Film de John Milius
Année de sortie : 1973
Pays : États-Unis
Scénario : John Milius
Photographie : Jules Brenner
Montage : Fred R. Feitshans Jr.
Avec : Warren Oates, Ben Johnson, Harry Dean Stanton, Michelle Philips, Richard Dreyfuss.
John Dillinger (braquant une banque) : Now nobody get nervous, you ain’t got nothing to fear. You’re being robbed by the John Dillinger Gang, that’s the best there is! These few dollars you lose here today are going to buy you stories to tell your children and great-grandchildren. This could be one of the big moments in your life; don’t make it your last!
John Milius, réalisateur de Conan le Barbare et co-scénariste de Apocalypse Now, signe avec Dillinger le meilleur film sur le célèbre gangster américain des années 30. Supérieur à Public Enemies, de Michael Mann, qui traite du même sujet, le film de Milius offre l’un de ses meilleurs rôles à Warren Oates, l’acteur fétiche de Sam Peckinpah.
Synopsis de Dillinger
Etats-Unis, pendant la prohibition. L’agent du FBI Melvin Purvis (Ben Johnson) traque John Dillinger (Warren Oates), braqueur de banques notoire. Purvis a également dans son viseur d’autres gangsters de l’époque, comme Machine Gun Kelly, l’instable Baby Face Nelson (Richard Dreyfuss) et Pretty Boy Floyd.

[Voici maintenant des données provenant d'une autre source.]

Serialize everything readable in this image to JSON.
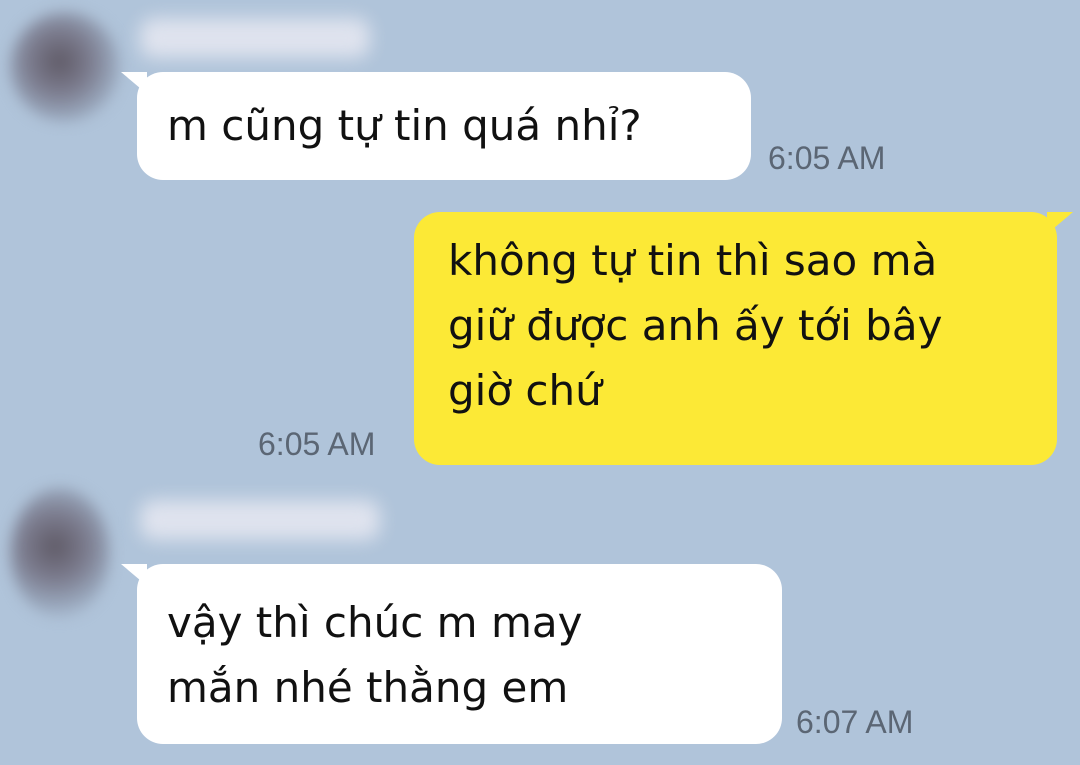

Autant dire que la route sera sanglante…
Critique du film
Dillinger de Milius / Public Enemies de Michael Mann
Difficile de ne pas faire la comparaison entre le Dillinger de Milius et Public Enemies de Michael Mann, sorti en 2009, ces deux films étant consacrés au même personnage, John Dillinger, le célèbre braqueur de banques qui sévissait à l’époque de la grande dépression aux États-Unis. Autant le dire tout de suite, le film de Milius, comme on pouvait s’y attendre (Conan le Barbare, c’est quand même autre chose que Miami Vice !), est supérieur à celui de Mann, même si Public Enemies est loin d’être le plus mauvais film de ce réalisateur très surestimé.
Certes, on pourra avancer que si les deux films prennent des libertés avec l’histoire, Public Enemies est sans doute plus proche de la réalité que Dillinger. Passé ce détail (après tout, c’est du cinéma, et de nombreux films américains traitant de hors-la-loi mythiques, s’ils prennent volontiers des libertés avec la vérité historique – Butch Cassidy et le Kid, Bonnie and Clyde – sont néanmoins de purs chefs d’œuvre), force est de constater que Warren Oates est un Dillinger plus convaincant que Johnny Depp, même si on ne peut rien reprocher à ce dernier au niveau du jeu d’acteur. Oates ressemble bien davantage au gangster et surtout, sa verve, son style inimitable et son visage marqué lui confèrent une présence et un charisme qui conviennent, à mon avis, mieux au personnage. Outre la crédibilité du comédien, c’est le personnage de Dillinger tel que Milius l’a écrit qui convainc également davantage ; en effet, le réalisateur et scénariste ne cherche pas, contrairement à Mann, à faire du gangster une sorte d’icône élégante, un gentleman, une figure glacée et finalement un peu désincarnée. Son Dillinger jure, crie, rigole, et frappe sa maîtresse. Milius dépeint un gangster charismatique sans le condamner ouvertement mais sans chercher à en faire un grand personnage romantique. Exit, donc, le romantisme vain de Mann et les scènes à l’eau de rose entre John Dillinger et Billie Flechette qui plombent Public Enemies. L’autre erreur de Mann est d’ailleurs de chercher à étoffer le personnage féminin, la compagne de Dillinger – exercice auquel, comme d’habitude, il échoue.

Ben Johnson
L’autre force du film de Milius est le personnage de Melvin Purvis, interprété par Ben Johnson. Là ou Christian Bale, à force de sobriété, finit par frôler la platitude, Johnson campe un homme violent, implacable, sûr de lui et sans scrupules, qui fume un cigare tout en abattant les gangsters. Pas forcément crédible, mais diablement efficace. Le film établit également un parallèle évident entre les deux hommes – Dillinger et Purvis -, soulignant leurs points communs (ils disent tous les deux à peu près la même phrase dans deux scènes distinctes du film), avant de révéler dans le générique final que l’agent du FBI a fini par se suicider avec l’arme qui avait tiré sur Dillinger. Fait historique ou pas, le symbole est évident…
Quant à l’Amérique des années 30, on la ressent beaucoup plus dans l’œuvre de Milius, que ce soit à travers ce vieil homme blasé après la fermeture d’une énième banque, ce couple accueillant Pretty Boy Floyd (autre célèbre gangster de l’époque) avec une sympathie dont on comprend aisément la cause, ou encore ces paysans qui criblent de balles Homer Van Meter (Harry Dean Stanton), symboles d’une Amérique armée à la violence aveugle et insatiable (le plan où ils s’acharnent sur le cadavre du bandit est saisissant).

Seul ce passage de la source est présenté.